LE PETIT COEUR ROUGE
DUCHATEAU VERONIQUE
ARTEGE
Résumé :
Deux inconnues
Le train fit halte
Ernst JÜNGER
L'été de mes 15 ans, en 1964, mes parents étaient partis une semaine en voyage, tous les deux, pour fêter leur anniversaire de mariage. Mes frères jumeaux avaient été placés chez leur parrain et pour moi, il avait été décidé que j'irais chez ma grand-mère, dans le Limousin. Vivre, huit jours durant, dans un village de la France profonde me semblait, a priori, impossible. Comme beaucoup de jeunes filles, j'aimais sortir avec mes amies, discuter des heures de tout et de rien, faire les boutiques. Alors, quitter Paris pour cette vieille maison à la campagne... Et pourtant... J'y étais déjà allée, de temps à autre, à l'occasion de la fête de Noël ou d'un anniversaire, mais toujours en famille, avec mes parents, et nous y retrouvions mes oncles et tantes, et surtout, mes joyeux cousins.
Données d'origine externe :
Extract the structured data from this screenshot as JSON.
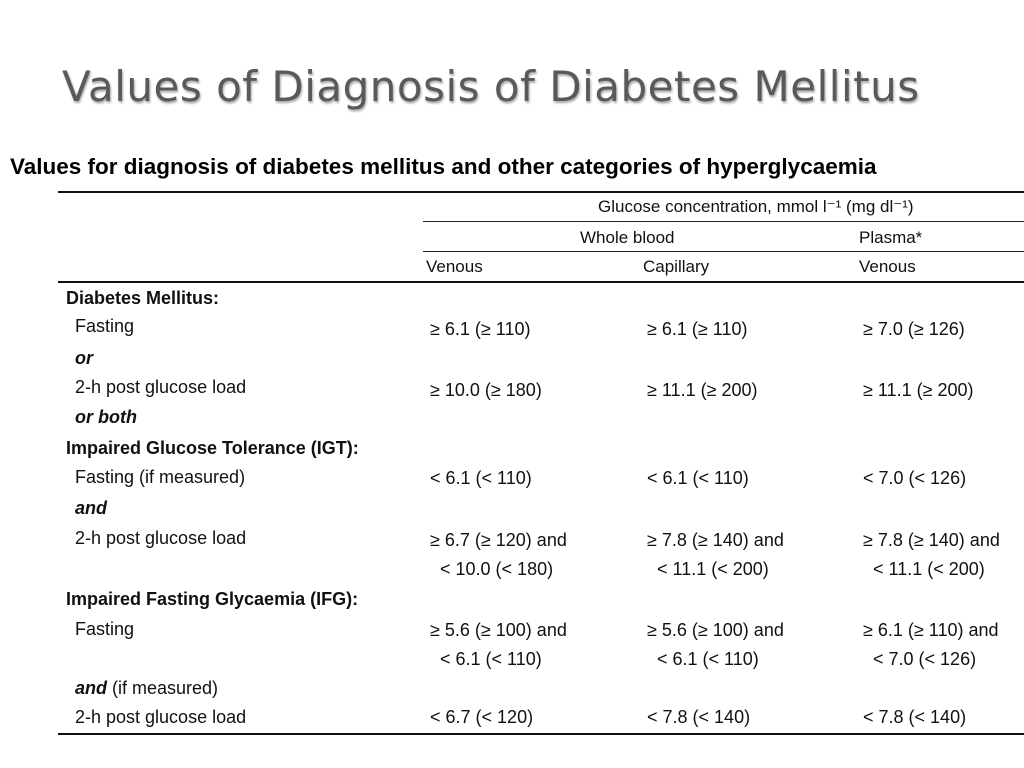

La journée, tous les petits-enfants, nous partions pour de longues balades à vélo, des parties de pêche ou des pique-niques dans les bois. Puis, le soir, c'étaient des jeux de société au coin du feu et des batailles de polochons dans les chambres transformées en dortoir pour loger tout le monde. Ma Grand-Mère ? Je l'embrassais matin et soir, mais je n'avais jamais eu une conversation seule à seule avec elle. Alors, vivre en tête à tête avec elle me semblait impossible. Je suppliai mes parents de me laisser seule à la maison : rien n'y fit. Un soir de juillet, le moment redouté arriva, après un voyage interminable et chaotique, un car me déposa dans le hameau de La Trémouille.
Grand-Mère était venue m'attendre à l'arrêt d'autocar. Elle m'embrassa sur les deux joues, puis s'empara de ma valise et prit, en silence, la direction de la maison. J'avais emporté beaucoup trop de tenues, ne sachant pas comment on s'habillait à la campagne, et de très nombreux livres. Ma grand-mère semblait toute frêle dans ses vêtements noirs de deuil et pourtant elle portait sans effort mon lourd bagage. La maison était au centre du hameau. Les habitants ne fermaient jamais rien à clé. Nous trouvâmes donc la porte ouverte. Dans la cuisine, le couvert était mis et une bonne odeur flottait dans l'air. Un bouquet de fleurs des champs donnait un petit air de fête à la table.
«Tu dois avoir faim après ce long voyage. Assieds-toi, me dit-elle, tout est prêt.»